Сестры не сомневались, что Адриан приехал в надежде что-нибудь вытянуть у их отца — в надежде на наследство. И у них не было уверенности, что он не добьется своего.

Матильда отправилась к себе переодеваться. Она все время думала о том, как встретит Адриана, как произведет на него впечатление, а он застал ее с тряпкой на голове и с испачканными мыльной пеной руками. Ну и пусть. Но к выбору одежды она отнеслась тщательно, аккуратно причесала красивые длинные светлые волосы, наложила на бледные щеки немного румян и поверх платья из приглушенно-зеленой ткани надела длинные бусы из великолепного горного хрусталя. Теперь ей было не занимать элегантности, она стала похожа на девушку из модного журнала и казалась почти такой же нереальной.

Адриан и отец все еще были заняты беседой. Молодой человек обычно бывал немногословным, однако отлично находил язык со своим «дядей». Оба потягивали бренди, курили и болтали, как парочка закадычных дружков. Адриан рассказывал о Канаде. Он собирался вернуться туда после отпуска.

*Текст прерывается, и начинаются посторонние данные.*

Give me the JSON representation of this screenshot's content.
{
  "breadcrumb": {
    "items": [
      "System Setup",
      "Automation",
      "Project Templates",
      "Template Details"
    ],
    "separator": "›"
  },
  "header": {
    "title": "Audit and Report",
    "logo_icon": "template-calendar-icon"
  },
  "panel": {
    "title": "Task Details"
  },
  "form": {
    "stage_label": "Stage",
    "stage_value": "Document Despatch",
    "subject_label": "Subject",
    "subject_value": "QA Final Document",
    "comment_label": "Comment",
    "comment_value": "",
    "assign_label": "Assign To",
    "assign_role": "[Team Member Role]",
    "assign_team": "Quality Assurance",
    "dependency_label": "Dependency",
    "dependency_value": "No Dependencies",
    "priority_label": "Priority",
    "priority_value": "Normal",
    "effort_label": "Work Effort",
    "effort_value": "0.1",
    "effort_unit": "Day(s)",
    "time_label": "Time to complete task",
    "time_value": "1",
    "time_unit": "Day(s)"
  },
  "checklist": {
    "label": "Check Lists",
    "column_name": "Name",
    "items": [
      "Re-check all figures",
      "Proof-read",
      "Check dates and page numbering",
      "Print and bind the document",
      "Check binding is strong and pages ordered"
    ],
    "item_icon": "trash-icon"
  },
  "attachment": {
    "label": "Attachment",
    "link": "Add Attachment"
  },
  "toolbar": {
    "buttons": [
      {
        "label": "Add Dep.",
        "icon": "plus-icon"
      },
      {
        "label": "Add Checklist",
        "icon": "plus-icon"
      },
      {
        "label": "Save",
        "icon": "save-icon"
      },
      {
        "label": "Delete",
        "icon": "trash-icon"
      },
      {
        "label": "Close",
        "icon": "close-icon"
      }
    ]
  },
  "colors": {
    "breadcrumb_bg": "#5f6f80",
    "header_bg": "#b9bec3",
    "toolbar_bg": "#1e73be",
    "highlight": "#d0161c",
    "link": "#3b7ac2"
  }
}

— Значит, не хочешь остаться в Англии? — спросил мистер Рокли.

— Нет, в Англии я не останусь.

— Это почему же? Здесь тоже полно электриков.

— Так-то оно так, но слишком большая пропасть между рабочими и хозяевами — не по мне это, — заявил Адриан.

Больной старик пристально посмотрел на него, прищурившись, и в глазах у него, как ни странно, промелькнула улыбка.

— Вот оно что.

Матильда все слышала и поняла что к чему. «Так вот оно что, мой маленький мужчина», — мысленно проговорила она, всегда считавшая, что Адриан никого и ничего не любит по-настоящему, что он хитрый и вульгарный. И Матильда отправилась в кухню, чтобы sotto voce обсудить это с Эмми.

— Он слишком много о себе воображает! — прошептала она.

— Тоже умник нашелся! — с презрением отозвалась Эмми.

— Он считает, что у нас здесь слишком большая пропасть между хозяевами и рабочими.

— А в Канаде не так? — спросила Эмми.

— Не так — там демократия, — ответила Матильда. — Он считает, что там все равны.

— Но теперь-то он тут, — сухо отозвалась Эмми, — и пусть знает свое место.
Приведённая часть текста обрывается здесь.